Мика курил, задумался. Коломеец тоже закурил — уже третью за утро. И каждый день обещал Гале завязать с куревом.

— Бесполезно, — сказал наконец Мика. — Ты его знаешь. Ему чего в башку втемяшилось, никто не остановит. Ни ты, ни я.

Коломеец чертыхнулся:

— Оба вы хороши. Живете, как песню поете, а я вроде няньки. Должен приглядывать, чтобы вас из кустов не подстрелили.

— Это верно, — согласился Мика. — На то ты и старшой.

В гостиную, розовая со сна, в цветастом ярком халате, заглянула Галина. Зашумела с деланной строгостью:

— Ишь, надымили, пьянчужки! А ну брысь на кухню, завтракать пора.

— О, болван. — Жека хлопнул себя кулаком по лбу. — У меня же чайник на плите.

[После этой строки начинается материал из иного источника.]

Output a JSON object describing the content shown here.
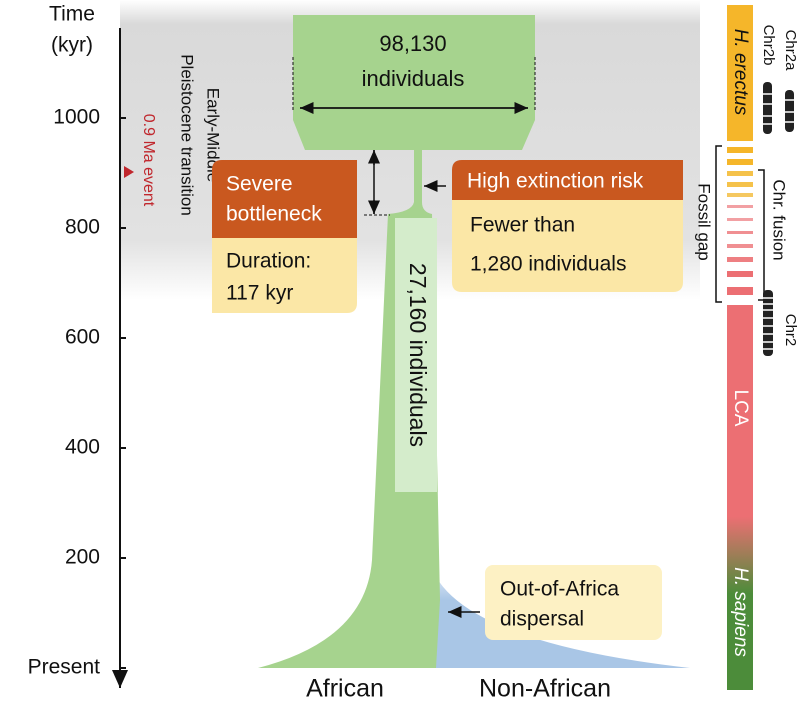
{
  "axis": {
    "title": [
      "Time",
      "(kyr)"
    ],
    "ticks": [
      "1000",
      "800",
      "600",
      "400",
      "200",
      "Present"
    ]
  },
  "annotations": {
    "transition": [
      "Early-Middle",
      "Pleistocene transition"
    ],
    "event": "0.9 Ma event"
  },
  "population": {
    "ancestral": [
      "98,130",
      "individuals"
    ],
    "bottleneck": "27,160 individuals"
  },
  "boxes": {
    "severe": {
      "header": [
        "Severe",
        "bottleneck"
      ],
      "body": [
        "Duration:",
        "117 kyr"
      ]
    },
    "extinction": {
      "header": "High extinction risk",
      "body": [
        "Fewer than",
        "1,280 individuals"
      ]
    },
    "dispersal": [
      "Out-of-Africa",
      "dispersal"
    ]
  },
  "groups": [
    "African",
    "Non-African"
  ],
  "lineage": {
    "erectus": "H. erectus",
    "lca": "LCA",
    "sapiens": "H. sapiens",
    "fossil_gap": "Fossil gap",
    "fusion": "Chr. fusion",
    "chromosomes": [
      "Chr2a",
      "Chr2b",
      "Chr2"
    ]
  }
}
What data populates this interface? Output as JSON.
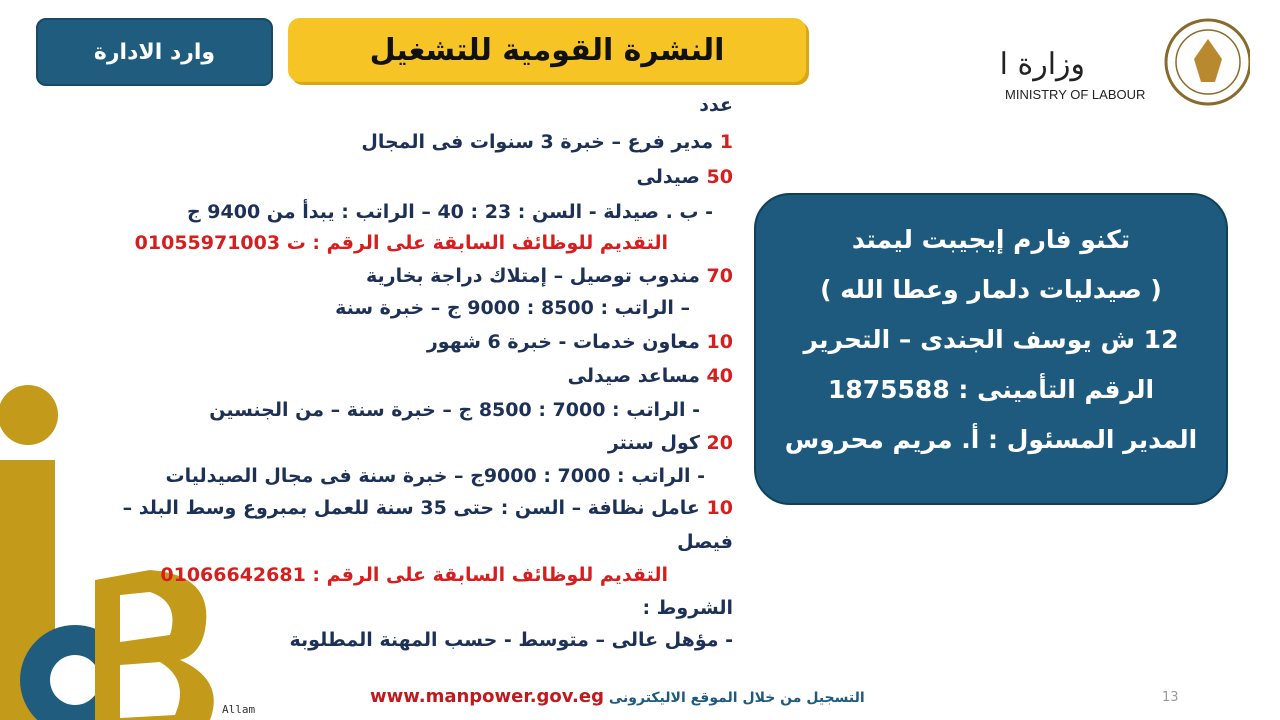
{
  "header": {
    "department_label": "وارد الادارة",
    "title": "النشرة القومية للتشغيل",
    "logo": {
      "arabic": "وزارة العمل",
      "english": "MINISTRY OF LABOUR"
    }
  },
  "jobs": {
    "heading": "عدد",
    "lines": [
      {
        "count": "1",
        "text": "مدير فرع – خبرة 3 سنوات فى المجال"
      },
      {
        "count": "50",
        "text": "صيدلى"
      },
      {
        "count": "",
        "text": "- ب . صيدلة -  السن :  23 : 40  – الراتب : يبدأ من 9400 ج"
      },
      {
        "count": "",
        "text": "التقديم للوظائف السابقة على الرقم : ت 01055971003",
        "red": true
      },
      {
        "count": "70",
        "text": "مندوب توصيل – إمتلاك دراجة بخارية"
      },
      {
        "count": "",
        "text": "– الراتب : 8500 : 9000 ج – خبرة سنة"
      },
      {
        "count": "10",
        "text": "معاون خدمات  -  خبرة 6 شهور"
      },
      {
        "count": "40",
        "text": "مساعد صيدلى"
      },
      {
        "count": "",
        "text": "-  الراتب : 7000 : 8500 ج – خبرة سنة  – من الجنسين"
      },
      {
        "count": "20",
        "text": "كول سنتر"
      },
      {
        "count": "",
        "text": "-  الراتب : 7000 : 9000ج – خبرة سنة فى مجال الصيدليات"
      },
      {
        "count": "10",
        "text": "عامل نظافة – السن : حتى 35 سنة للعمل بمبروع وسط البلد –"
      },
      {
        "count": "",
        "text": "فيصل"
      },
      {
        "count": "",
        "text": "التقديم للوظائف السابقة على الرقم  :  01066642681",
        "red": true
      },
      {
        "count": "",
        "text": "الشروط :"
      },
      {
        "count": "",
        "text": "-     مؤهل عالى – متوسط  - حسب المهنة المطلوبة"
      }
    ]
  },
  "company": {
    "lines": [
      "تكنو فارم إيجيبت ليمتد",
      "( صيدليات دلمار وعطا الله )",
      "12  ش يوسف الجندى – التحرير",
      "الرقم التأمينى : 1875588",
      "المدير المسئول : أ. مريم محروس"
    ]
  },
  "footer": {
    "register_text": "التسجيل من خلال الموقع الاليكترونى",
    "url": "www.manpower.gov.eg",
    "page_number": "13",
    "signature": "Allam"
  },
  "colors": {
    "navy": "#1f5c7d",
    "yellow": "#f7c425",
    "red": "#d71e1e",
    "gold": "#c39a1a"
  }
}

…Никита подрулил к «Кукушке» около семи, как договаривались. На белом пикапе. Припарковался на стоянке отеля. Не прождал и пяти минут, как появилась Анита. Окликнул, помахал рукой — и девушка подбежала к нему, на ходу выкрикивая:

— Скорее, скорее, поехали!

Ни о чем не спросил, распахнул дверцу, быстро вернулся за баранку. Через минуту выскочили на бульвар. Ему одного взгляда хватило, чтобы убедиться: вчерашняя греза не сон. Когда бежала, длинные русые волосы развевались шатром, из-под полосатой юбки озорно выскакивали круглые коленки, светились, пылали лимонные глаза. Прежде чем заговорить, облизал вмиг пересохший рот:

— Мадам за тобой гонится или кто?

— Мадам спит. Гоша с Лешей из бара засекли… Куда едем?

Никита обстоятельно ответил:

— Программа такая. Сперва поужинаем у Максимыча. Погребок так называется — «У Максимыча». С намеком на Париж. Там тебе понравится. Потом купаться. Есть укромный пляжик — чудо! Купаться можно голяком. Дальше — как прикажешь.